(Original creator: bolarotibi)

Guest contributor, Bola Rotibi from analyst firm Creative Intellect Consulting

Acquiring the very best development talent goes beyond having the best code developer. What skills should underpin this broadly applied term and how should one go about supporting the creative process of development

“Under pressure”…a developer’s lot

Developers and development organizations have never had it so good, or been more called upon with all the technological choices on offer and the capabilities they can deliver. But equally, they have perhaps never had it so challenging with what’s being asked of them. Given the complexity of technologies, hybrid development and deployment environments, and the high expectations and increasing demands of their clients, how can they hope to succeed?
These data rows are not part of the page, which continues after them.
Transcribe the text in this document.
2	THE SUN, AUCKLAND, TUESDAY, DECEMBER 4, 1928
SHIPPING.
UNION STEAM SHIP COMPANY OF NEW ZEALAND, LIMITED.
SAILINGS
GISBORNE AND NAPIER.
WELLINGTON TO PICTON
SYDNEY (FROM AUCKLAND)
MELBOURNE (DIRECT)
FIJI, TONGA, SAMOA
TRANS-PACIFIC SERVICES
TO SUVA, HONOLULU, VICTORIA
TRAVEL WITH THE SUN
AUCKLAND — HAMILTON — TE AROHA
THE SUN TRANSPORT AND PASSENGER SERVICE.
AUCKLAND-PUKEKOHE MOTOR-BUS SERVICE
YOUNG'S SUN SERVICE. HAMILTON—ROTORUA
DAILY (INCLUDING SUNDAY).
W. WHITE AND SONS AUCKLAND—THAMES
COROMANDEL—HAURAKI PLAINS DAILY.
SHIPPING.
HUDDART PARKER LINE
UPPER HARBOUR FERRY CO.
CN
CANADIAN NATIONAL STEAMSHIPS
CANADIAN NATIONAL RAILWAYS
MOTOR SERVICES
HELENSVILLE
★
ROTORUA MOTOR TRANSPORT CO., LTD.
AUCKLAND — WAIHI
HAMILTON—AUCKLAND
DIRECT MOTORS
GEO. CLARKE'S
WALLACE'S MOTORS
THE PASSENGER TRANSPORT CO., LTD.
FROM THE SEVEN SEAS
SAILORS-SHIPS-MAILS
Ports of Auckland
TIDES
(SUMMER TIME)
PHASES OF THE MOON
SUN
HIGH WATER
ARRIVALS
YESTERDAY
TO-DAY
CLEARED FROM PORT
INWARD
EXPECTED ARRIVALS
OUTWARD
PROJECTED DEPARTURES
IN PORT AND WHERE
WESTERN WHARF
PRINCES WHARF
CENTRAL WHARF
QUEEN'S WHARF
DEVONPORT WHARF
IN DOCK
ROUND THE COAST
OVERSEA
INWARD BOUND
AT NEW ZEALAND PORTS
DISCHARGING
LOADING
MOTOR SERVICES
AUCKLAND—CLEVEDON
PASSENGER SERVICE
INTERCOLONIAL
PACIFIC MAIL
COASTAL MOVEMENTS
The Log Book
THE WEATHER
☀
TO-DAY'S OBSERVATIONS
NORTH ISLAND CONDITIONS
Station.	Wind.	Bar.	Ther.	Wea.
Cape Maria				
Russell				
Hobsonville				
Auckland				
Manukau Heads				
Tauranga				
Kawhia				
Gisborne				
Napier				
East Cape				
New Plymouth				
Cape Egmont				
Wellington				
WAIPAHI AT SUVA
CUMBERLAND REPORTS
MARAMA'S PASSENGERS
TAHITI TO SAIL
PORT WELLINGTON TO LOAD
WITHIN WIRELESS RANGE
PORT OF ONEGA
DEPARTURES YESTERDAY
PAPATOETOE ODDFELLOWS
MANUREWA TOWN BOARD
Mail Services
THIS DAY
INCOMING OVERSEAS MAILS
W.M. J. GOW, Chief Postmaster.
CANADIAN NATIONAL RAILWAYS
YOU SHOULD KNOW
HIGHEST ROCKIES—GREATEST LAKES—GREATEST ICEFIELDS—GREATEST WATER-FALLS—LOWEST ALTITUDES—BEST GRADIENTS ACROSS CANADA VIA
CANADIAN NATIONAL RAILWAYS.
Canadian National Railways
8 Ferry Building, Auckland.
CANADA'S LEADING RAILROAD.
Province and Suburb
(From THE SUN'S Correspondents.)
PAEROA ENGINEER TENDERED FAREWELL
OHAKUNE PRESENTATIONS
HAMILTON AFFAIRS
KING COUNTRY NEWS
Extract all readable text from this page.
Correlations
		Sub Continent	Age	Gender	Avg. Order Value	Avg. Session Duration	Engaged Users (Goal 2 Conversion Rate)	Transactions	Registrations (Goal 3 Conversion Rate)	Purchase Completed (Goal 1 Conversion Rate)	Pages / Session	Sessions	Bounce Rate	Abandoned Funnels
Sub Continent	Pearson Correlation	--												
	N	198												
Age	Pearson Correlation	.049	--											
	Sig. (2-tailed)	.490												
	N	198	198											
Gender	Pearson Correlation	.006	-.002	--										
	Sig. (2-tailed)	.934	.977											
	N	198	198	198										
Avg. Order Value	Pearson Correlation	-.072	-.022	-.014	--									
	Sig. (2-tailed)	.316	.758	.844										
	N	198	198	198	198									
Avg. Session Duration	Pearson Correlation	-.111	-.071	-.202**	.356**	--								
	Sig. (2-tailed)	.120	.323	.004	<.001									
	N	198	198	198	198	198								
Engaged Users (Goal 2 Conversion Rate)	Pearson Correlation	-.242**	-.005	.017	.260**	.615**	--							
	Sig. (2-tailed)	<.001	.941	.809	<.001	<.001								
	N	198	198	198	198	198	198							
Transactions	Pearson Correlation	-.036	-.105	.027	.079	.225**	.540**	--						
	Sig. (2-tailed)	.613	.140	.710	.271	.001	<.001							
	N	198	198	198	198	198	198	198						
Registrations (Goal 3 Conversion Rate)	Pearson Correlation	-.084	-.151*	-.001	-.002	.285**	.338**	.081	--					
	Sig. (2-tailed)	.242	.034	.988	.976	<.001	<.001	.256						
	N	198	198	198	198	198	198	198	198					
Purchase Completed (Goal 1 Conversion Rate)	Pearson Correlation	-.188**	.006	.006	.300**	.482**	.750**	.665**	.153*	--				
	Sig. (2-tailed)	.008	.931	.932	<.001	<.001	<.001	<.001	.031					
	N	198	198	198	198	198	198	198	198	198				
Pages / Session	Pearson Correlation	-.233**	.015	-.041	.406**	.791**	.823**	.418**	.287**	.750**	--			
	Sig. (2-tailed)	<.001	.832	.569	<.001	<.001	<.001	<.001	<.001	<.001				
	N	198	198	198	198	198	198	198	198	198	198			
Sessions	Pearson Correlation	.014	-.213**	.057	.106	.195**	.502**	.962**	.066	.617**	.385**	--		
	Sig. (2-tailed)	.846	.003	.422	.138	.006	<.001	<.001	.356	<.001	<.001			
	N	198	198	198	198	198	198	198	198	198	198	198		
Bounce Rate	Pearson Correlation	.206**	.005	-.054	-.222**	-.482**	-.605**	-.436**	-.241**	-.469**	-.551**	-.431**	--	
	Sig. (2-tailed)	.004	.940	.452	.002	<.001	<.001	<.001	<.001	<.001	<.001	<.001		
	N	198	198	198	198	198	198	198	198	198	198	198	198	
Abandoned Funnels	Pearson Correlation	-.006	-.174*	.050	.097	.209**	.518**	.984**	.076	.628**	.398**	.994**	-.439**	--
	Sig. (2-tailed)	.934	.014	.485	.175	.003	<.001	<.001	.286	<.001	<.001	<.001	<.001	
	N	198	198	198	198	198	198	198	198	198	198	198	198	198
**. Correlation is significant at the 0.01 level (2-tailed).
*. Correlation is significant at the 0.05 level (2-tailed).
As an analyst I have had cause to write the above on more than one occasion in the last year or so. Of course one doesn’t need to look far to see the possibilities and potential from the onslaught of software and communication technologies made available today and going forward. In the hands of good developers and diverse development teams, such technologies can enable all manner of business process accomplishments occur more effectively. They can make possible, greater social collaboration and outreach for the broad spectrum of industry and market sectors. You get a sense of the power and influence that developers can help to deliver when one considers the volume and variety of data now available. By utilizing the variety of analytical facilities now available they can deliver application and services that employ the deepest insights, correlations and predictions. All of which can serve to achieve the most effective outcome. Yet, we bandy around the word developer, but what does it really mean to be a developer in today’s climate? - and how is the role evolving to meet the needs of businesses today and for the future?

Developer (de.vel.op.er)

Noun 1. A person or organization that develops something. 2. A person who grows or matures at a specified time or rate. As a general definition for those that build and deliver software applications, the above definition taken from an online English dictionary works in principle. Yet for many, the notion of software developer rarely extends beyond that of someone who simply develops software code. In reality, the term developer, when applied to software, covers a broad spread of roles with myriad responsibilities and pressures; beyond that of simply producing code. Wikipedia’s definition of a software developer speaks to that broader remit: “A software developer is a person concerned with facets of the software development process. Their work includes researching, designing, implementing, and testing software. A software developer may take part in design, computer programming, or software project management. They may contribute to the overview of the project on the application level rather than component-level or individual programming tasks…” But given the business demand for IT enabled growth, the onslaught of game-changing technology and social trends, and the general consumerization of IT, the development remit is now even broader. With the digital revolution, the diversity in communication and the high expectations of clients, is it any wonder that in today’s climate developers and the wider development team need many more strings to their bow?